Despair and hopelessness tell us how deeply we are grieving the threat or damage done to something or someone we love. Despair in the face of the Climate Crisis can be especially challenging, as we may experience all of the emotions of grief arising from current losses compounded by grief and fear for the future, our own and the next generations’.
Hope is a powerful motivator. It lets us anticipate future joy even when our lives in the present are difficult. Despair is defined as “the complete loss or absence of hope.” When we lose hope, we may find ourselves feeling lost and paralyzed. Because despair and hopelessness are such hard emotions, it is hard to find places where they are welcome. Many of us believe that if we feel despair or hopelessness, we must be doing something wrong, so we repress and deny those feelings. When expressions of anguish or despair are silenced, our hearts become deadened, as if a nerve had been cut.
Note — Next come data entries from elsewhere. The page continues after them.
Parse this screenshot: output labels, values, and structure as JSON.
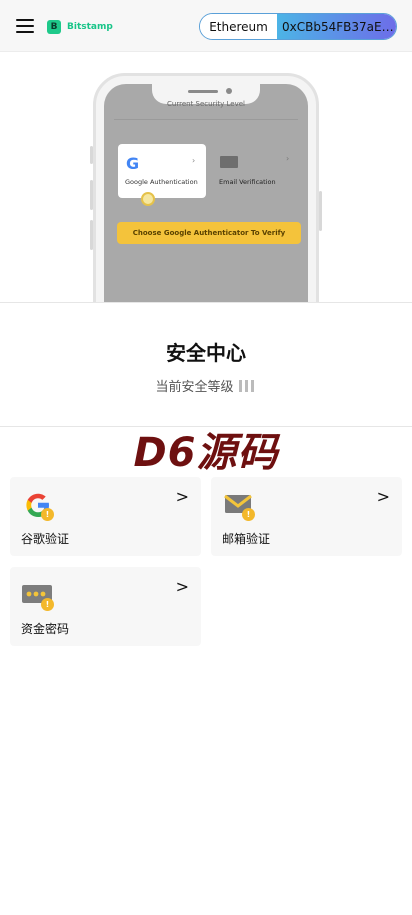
{
  "header": {
    "brand": "Bitstamp",
    "brand_mark": "B",
    "network": "Ethereum",
    "address": "0xCBb54FB37aE…",
    "colors": {
      "brand": "#1ec98a",
      "wallet_gradient_start": "#4cb4e6",
      "wallet_gradient_end": "#6d6de8"
    }
  },
  "mockup": {
    "security_level": "Current Security Level",
    "google_auth": "Google Authentication",
    "email_verification": "Email Verification",
    "choose_button": "Choose Google Authenticator To Verify"
  },
  "security": {
    "title": "安全中心",
    "level_label": "当前安全等级",
    "level_bars": 3
  },
  "watermark": "D6源码",
  "options": [
    {
      "label": "谷歌验证",
      "icon": "google-icon"
    },
    {
      "label": "邮箱验证",
      "icon": "email-icon"
    },
    {
      "label": "资金密码",
      "icon": "fund-password-icon"
    }
  ]
}
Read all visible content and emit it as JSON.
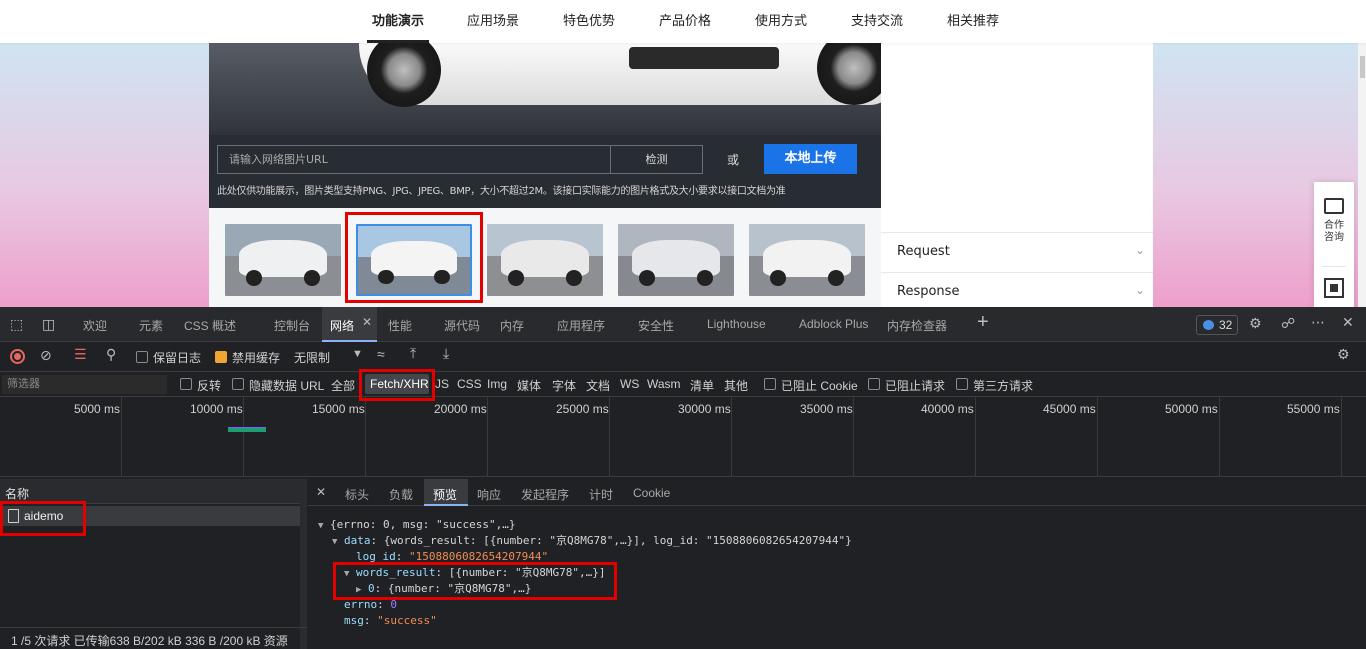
{
  "topnav": {
    "items": [
      "功能演示",
      "应用场景",
      "特色优势",
      "产品价格",
      "使用方式",
      "支持交流",
      "相关推荐"
    ]
  },
  "demo": {
    "url_placeholder": "请输入网络图片URL",
    "detect_label": "检测",
    "or_label": "或",
    "upload_label": "本地上传",
    "note": "此处仅供功能展示，图片类型支持PNG、JPG、JPEG、BMP，大小不超过2M。该接口实际能力的图片格式及大小要求以接口文档为准"
  },
  "side_panel": {
    "request_label": "Request",
    "response_label": "Response"
  },
  "float_button": {
    "label": "合作咨询"
  },
  "devtools": {
    "tabs": [
      "欢迎",
      "元素",
      "CSS 概述",
      "控制台",
      "网络",
      "性能",
      "源代码",
      "内存",
      "应用程序",
      "安全性",
      "Lighthouse",
      "Adblock Plus",
      "内存检查器"
    ],
    "active_tab": "网络",
    "issues_count": "32",
    "toolbar": {
      "preserve_log": "保留日志",
      "disable_cache": "禁用缓存",
      "throttle": "无限制"
    },
    "filter": {
      "placeholder": "筛选器",
      "invert": "反转",
      "hide_data_urls": "隐藏数据 URL",
      "types": [
        "全部",
        "Fetch/XHR",
        "JS",
        "CSS",
        "Img",
        "媒体",
        "字体",
        "文档",
        "WS",
        "Wasm",
        "清单",
        "其他"
      ],
      "active_type": "Fetch/XHR",
      "blocked_cookies": "已阻止 Cookie",
      "blocked_requests": "已阻止请求",
      "third_party": "第三方请求"
    },
    "timeline_labels": [
      "5000 ms",
      "10000 ms",
      "15000 ms",
      "20000 ms",
      "25000 ms",
      "30000 ms",
      "35000 ms",
      "40000 ms",
      "45000 ms",
      "50000 ms",
      "55000 ms"
    ],
    "requests": {
      "column_name": "名称",
      "rows": [
        "aidemo"
      ],
      "status": "1 /5 次请求  已传输638 B/202 kB  336 B /200 kB 资源"
    },
    "detail": {
      "tabs": [
        "标头",
        "负载",
        "预览",
        "响应",
        "发起程序",
        "计时",
        "Cookie"
      ],
      "active_tab": "预览",
      "preview": {
        "l1_summary": "{errno: 0, msg: \"success\",…}",
        "l2_key": "data",
        "l2_summary": "{words_result: [{number: \"京Q8MG78\",…}], log_id: \"1508806082654207944\"}",
        "l3_key": "log_id",
        "l3_val": "\"1508806082654207944\"",
        "l4_key": "words_result",
        "l4_summary": "[{number: \"京Q8MG78\",…}]",
        "l5_key": "0",
        "l5_summary": "{number: \"京Q8MG78\",…}",
        "l6_key": "errno",
        "l6_val": "0",
        "l7_key": "msg",
        "l7_val": "\"success\""
      }
    }
  }
}
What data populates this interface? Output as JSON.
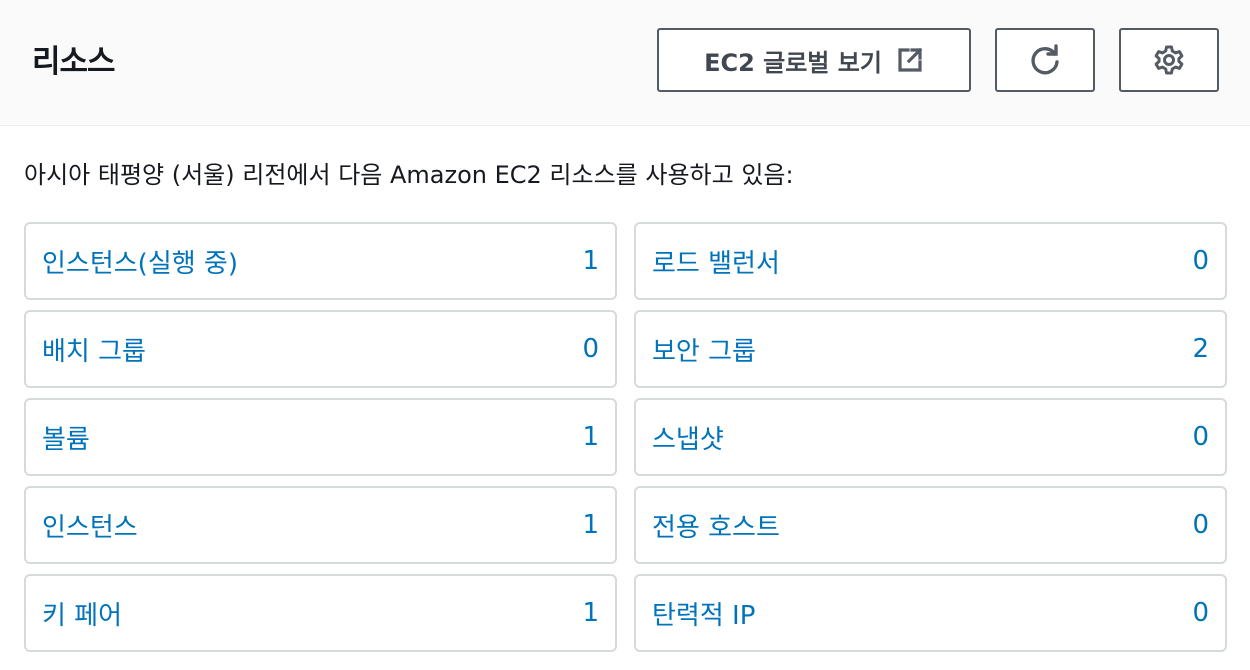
{
  "header": {
    "title": "리소스",
    "global_view_label": "EC2 글로벌 보기",
    "icons": {
      "external": "external-link-icon",
      "refresh": "refresh-icon",
      "settings": "gear-icon"
    }
  },
  "description": "아시아 태평양 (서울) 리전에서 다음 Amazon EC2 리소스를 사용하고 있음:",
  "resources": [
    {
      "label": "인스턴스(실행 중)",
      "count": "1"
    },
    {
      "label": "로드 밸런서",
      "count": "0"
    },
    {
      "label": "배치 그룹",
      "count": "0"
    },
    {
      "label": "보안 그룹",
      "count": "2"
    },
    {
      "label": "볼륨",
      "count": "1"
    },
    {
      "label": "스냅샷",
      "count": "0"
    },
    {
      "label": "인스턴스",
      "count": "1"
    },
    {
      "label": "전용 호스트",
      "count": "0"
    },
    {
      "label": "키 페어",
      "count": "1"
    },
    {
      "label": "탄력적 IP",
      "count": "0"
    }
  ],
  "colors": {
    "link": "#0073bb",
    "button_border": "#545b64",
    "card_border": "#d5dbdb",
    "header_bg": "#fafafa"
  }
}
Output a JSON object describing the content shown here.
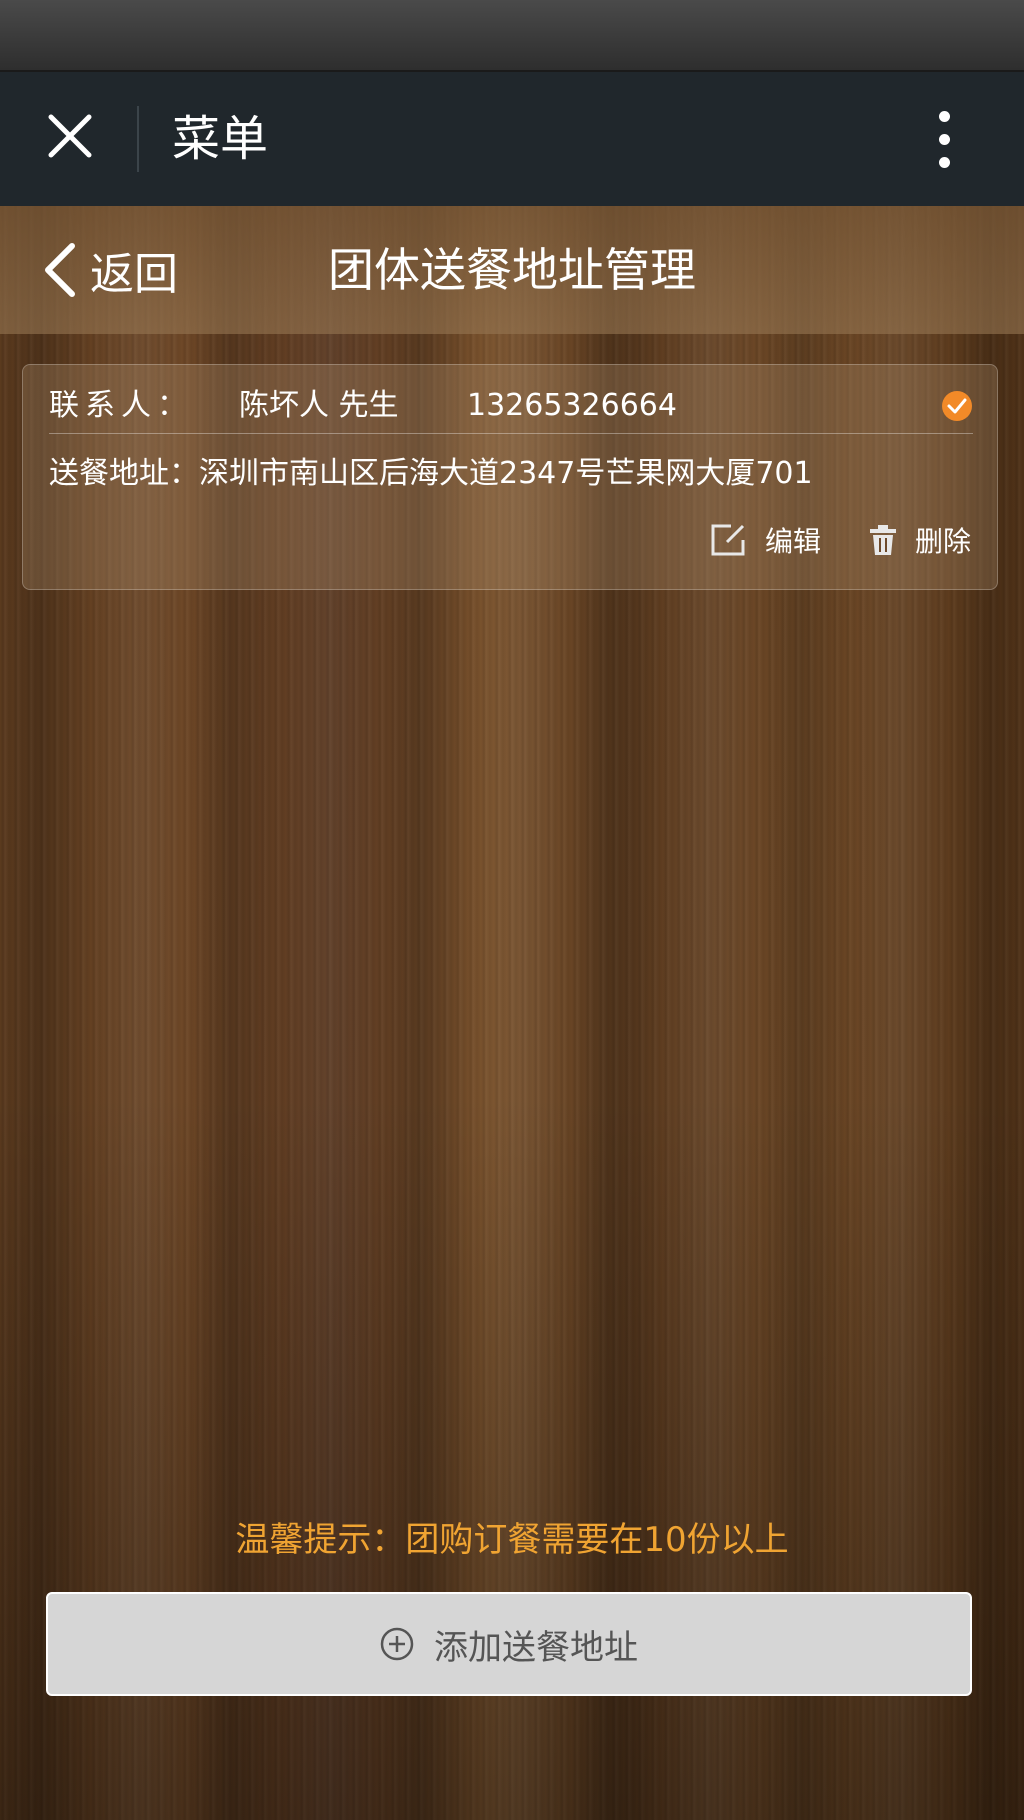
{
  "wechat_bar": {
    "title": "菜单",
    "close_icon": "close-icon",
    "more_icon": "more-vertical-icon"
  },
  "header": {
    "back_label": "返回",
    "title": "团体送餐地址管理"
  },
  "address": {
    "contact_label": "联系人：",
    "contact_name": "陈坏人 先生",
    "phone": "13265326664",
    "address_text": "送餐地址：深圳市南山区后海大道2347号芒果网大厦701",
    "selected": true,
    "edit_label": "编辑",
    "delete_label": "删除"
  },
  "tip": "温馨提示：团购订餐需要在10份以上",
  "add_button": {
    "label": "添加送餐地址",
    "icon": "plus-circle-icon"
  },
  "colors": {
    "accent": "#f0a432",
    "check": "#f28a28",
    "top_bar": "#20272c"
  }
}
Joanna Macy tells us that “we tend to fear that if we consciously acknowledge our despair, we may get mired in it, incapacitated. But despair, like any emotion, is dynamic. Once experienced, it flows through us. It is only our refusal to acknowledge and feel it that keeps it in place.”
The pathway out of despair and hopelessness lies in acknowledging and then radically accepting our pain. Finding spacious places that allow us to feel and express our despair can reopen our hearts. When we recognize and embrace our interconnectedness with each other and the world, we feel the call to engage in acts of care and compassion. We are not alone in our pain. The deep despair we feel at times is actually part of what connects us to other beings (human and nonhuman) who are also suffering from the injustices/troubles of the world.
Ash Sanders wrote, “I wanted a world that would last through the century. I wanted a world where my existence didn’t mean the end of others. But barring that, I really wanted just one thing: to grieve. To say, This is unbearable, and to have people to try to bear it with me.” Bearing it together opens us back up to the possibilities of action that can change the path we are on, individually and collectively. We can open to a hope that is larger than the hopes we’ve carried for specific outcomes, a hope that carries us toward and through collective transformation.